Après une attente de plusieurs minutes dans le bruit des discussions, la scène se fige quelques instants : les juges de la cour d'assises font leur entrée. Tout le monde se lève et cesse de parler. Cette entrée ritualisée par l'appel de l'huissier et la sonnette vaut aussi pour les accusés dans le box qui, depuis 2015, se lèvent quasi systématiquement. Dans les procès du terrorisme des années 90, les membres d'Action directe, de l'ETA et parfois du FLNC décidaient de rester assis, dans un geste de défiance vis-à-vis de l'Etat français et de sa justice.

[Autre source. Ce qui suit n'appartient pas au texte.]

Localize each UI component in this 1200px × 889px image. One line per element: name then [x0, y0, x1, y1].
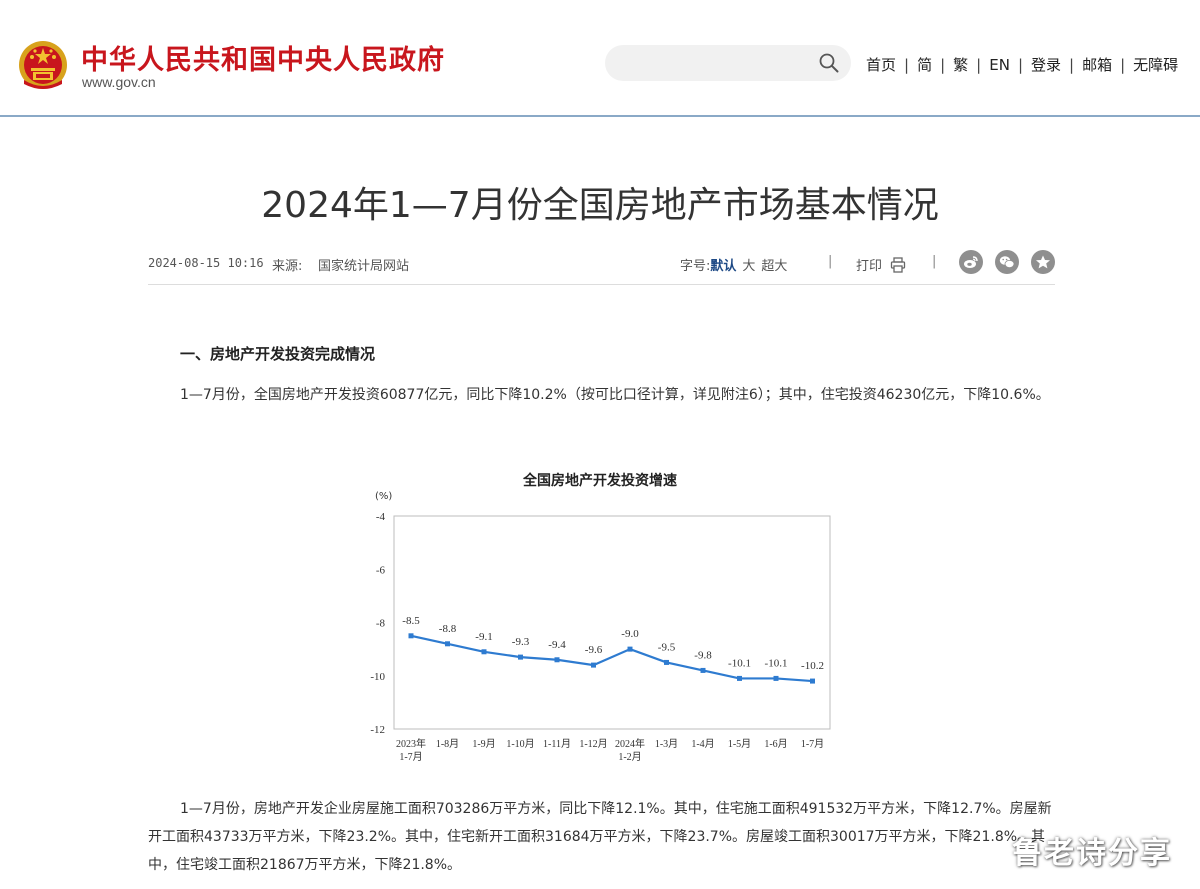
data-label: -9.3: [512, 636, 530, 648]
x-tick-label: 1-4月: [691, 738, 714, 750]
data-point: [627, 646, 633, 652]
nav-home[interactable]: 首页: [866, 54, 896, 75]
nav-separator: |: [1120, 55, 1126, 74]
data-label: -9.8: [694, 649, 712, 661]
nav-separator: |: [904, 55, 910, 74]
printer-icon: [891, 257, 906, 273]
paragraph-investment: 1—7月份，全国房地产开发投资60877亿元，同比下降10.2%（按可比口径计算…: [180, 387, 1050, 403]
article-title: 2024年1—7月份全国房地产市场基本情况: [261, 185, 939, 226]
data-point: [518, 654, 523, 660]
nav-mail[interactable]: 邮箱: [1082, 54, 1112, 75]
site-domain: www.gov.cn: [82, 74, 156, 90]
favorite-icon: [1036, 255, 1050, 269]
x-tick-label: 1-6月: [764, 738, 787, 750]
data-point: [737, 675, 742, 681]
font-size-selector: 字号:默认大超大: [680, 255, 787, 274]
font-size-large[interactable]: 大: [742, 259, 755, 274]
font-size-xlarge[interactable]: 超大: [761, 259, 787, 274]
wechat-icon: [999, 256, 1015, 268]
section-heading: 一、房地产开发投资完成情况: [180, 345, 376, 363]
share-favorite[interactable]: [1031, 250, 1055, 274]
nav-simplified[interactable]: 简: [917, 54, 932, 75]
series-line: [410, 634, 813, 683]
y-tick-label: -6: [376, 564, 386, 576]
site-header: 中华人民共和国中央人民政府 www.gov.cn 首页 | 简 | 繁 | EN…: [0, 0, 1200, 117]
meta-divider: |: [932, 254, 937, 269]
data-label: -9.0: [621, 628, 639, 640]
nav-separator: |: [940, 55, 946, 74]
source-label: 来源:: [272, 259, 303, 274]
y-tick-label: -12: [370, 724, 385, 736]
search-box: [605, 45, 851, 83]
data-label: -10.2: [801, 660, 824, 672]
data-label: -9.6: [585, 644, 603, 656]
y-tick-label: -4: [376, 511, 386, 523]
x-tick-label: 1-8月: [436, 738, 459, 750]
font-size-default[interactable]: 默认: [710, 259, 736, 274]
meta-divider: |: [828, 254, 833, 269]
data-point: [591, 662, 596, 668]
data-label: -10.1: [765, 657, 788, 669]
x-tick-label: 2023年 1-7月: [396, 737, 426, 763]
paragraph-construction-area: 1—7月份，房地产开发企业房屋施工面积703286万平方米，同比下降12.1%。…: [148, 801, 1052, 873]
data-label: -8.5: [402, 615, 420, 627]
data-point: [664, 659, 669, 665]
search-icon[interactable]: [819, 53, 839, 73]
article-meta: 2024-08-15 10:16 来源: 国家统计局网站 字号:默认大超大 | …: [148, 246, 1055, 285]
data-point: [554, 657, 560, 663]
nav-login[interactable]: 登录: [1031, 54, 1061, 75]
nav-separator: |: [1069, 55, 1075, 74]
weibo-icon: [964, 256, 978, 268]
national-emblem-icon[interactable]: [18, 38, 68, 92]
x-tick-label: 1-9月: [472, 738, 495, 750]
chart-y-unit: (%): [375, 491, 392, 502]
nav-accessibility[interactable]: 无障碍: [1133, 54, 1178, 75]
data-label: -9.1: [475, 631, 492, 643]
nav-traditional[interactable]: 繁: [953, 54, 968, 75]
x-tick-label: 1-11月: [543, 738, 571, 750]
y-tick-label: -8: [376, 618, 386, 630]
x-tick-label: 1-12月: [579, 738, 607, 750]
x-tick-label: 1-5月: [728, 738, 751, 750]
share-wechat[interactable]: [995, 250, 1019, 274]
print-button[interactable]: 打印: [856, 255, 906, 274]
chart-title: 全国房地产开发投资增速: [522, 472, 677, 489]
site-title[interactable]: 中华人民共和国中央人民政府: [81, 38, 445, 77]
top-nav: 首页 | 简 | 繁 | EN | 登录 | 邮箱 | 无障碍: [866, 54, 1178, 75]
x-tick-label: 1-3月: [655, 738, 678, 750]
data-point: [408, 633, 414, 639]
search-input[interactable]: [621, 45, 815, 83]
data-label: -10.1: [728, 657, 751, 669]
print-label: 打印: [856, 259, 883, 274]
investment-growth-chart: 全国房地产开发投资增速 (%) -4 -6 -8 -10 -12 2023年 1-7月 1-8月 1…: [355, 460, 845, 770]
share-weibo[interactable]: [959, 250, 983, 274]
nav-separator: |: [976, 55, 982, 74]
x-tick-label: 1-7月: [801, 738, 824, 750]
font-size-label: 字号:: [680, 259, 711, 274]
x-tick-label: 1-10月: [506, 738, 534, 750]
data-label: -9.4: [548, 639, 566, 651]
data-label: -8.8: [439, 623, 457, 635]
chart-canvas: 全国房地产开发投资增速 (%) -4 -6 -8 -10 -12 2023年 1-7月 1-8月 1…: [370, 472, 831, 763]
y-tick-label: -10: [370, 671, 385, 683]
nav-separator: |: [1017, 55, 1023, 74]
data-label: -9.5: [658, 641, 676, 653]
data-point: [445, 641, 450, 647]
watermark-text: 鲁老诗分享: [1012, 836, 1172, 871]
data-point: [481, 649, 487, 655]
x-tick-label: 2024年 1-2月: [615, 737, 645, 763]
data-point: [773, 675, 779, 681]
source-name: 国家统计局网站: [318, 259, 410, 274]
nav-english[interactable]: EN: [989, 56, 1010, 74]
chart-plot-area: [393, 515, 831, 730]
data-point: [810, 678, 815, 684]
data-point: [700, 667, 706, 673]
publish-date: 2024-08-15 10:16: [148, 256, 264, 270]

Le président entre à son tour, derrière le bureau qui surplombe toute la salle, suivi de quatre juges. Il n'y a pas de jury populaire dans les audiences criminelles en matière de terrorisme. Cette exception procédurale remonte à 1986 : lors du procès des membres de la branche lyonnaise du groupe Action directe, l'un des accusés, Régis Schleicher, menace les jurés et certains journalistes présents dans la salle. Le lendemain, la quasi-totalité des jurés citoyens décide d'utiliser un certificat médical afin de ne plus siéger. La décision de réintroduire un dispositif spécial de jugement en matière terroriste est accélérée, ce qui donne bientôt naissance aux «cours d'assises spéciales» composées exclusivement de magistrats professionnels. Depuis 2019, la volonté de spécialiser ces juges dans la matière terroriste au-delà de leur statut de magistrat est clairement mise en œuvre. Un groupe restreint de présidents et de juges s'est ainsi relayé durant toute l'année 2019 sur l'ensemble des procès pour crimes terroristes.

Fabrication d’une spécialité à part entière

La scène d'audience est aussi spécialisée en raison des autres acteurs judiciaires présents. Les avocats de la défense et des parties civiles, les avocats généraux qui représentent le Parquet national antiterroriste : tous ont déjà l'expérience des procès du terrorisme. De celui des attentats de Mohammed Merah aux dossiers quotidiens des filières syriennes, ils ont ainsi participé à la fabrication d'une spécialité à part entière de la justice pénale d'aujourd'hui.

Un procès exceptionnel, donc ? La découverte de la scène d'audience du procès des attentats de janvier 2015 nous dévoile une histoire de la justice antiterroriste faite d'exceptionnalisme et d'un présent inédit en raison du nombre important de jugements et de condamnations. Filmé car qualifié par les autorités judiciaires «d'historique», ce procès nous permettra sûrement, un jour, de mieux comprendre ce moment particulier de l'évolution de la justice française.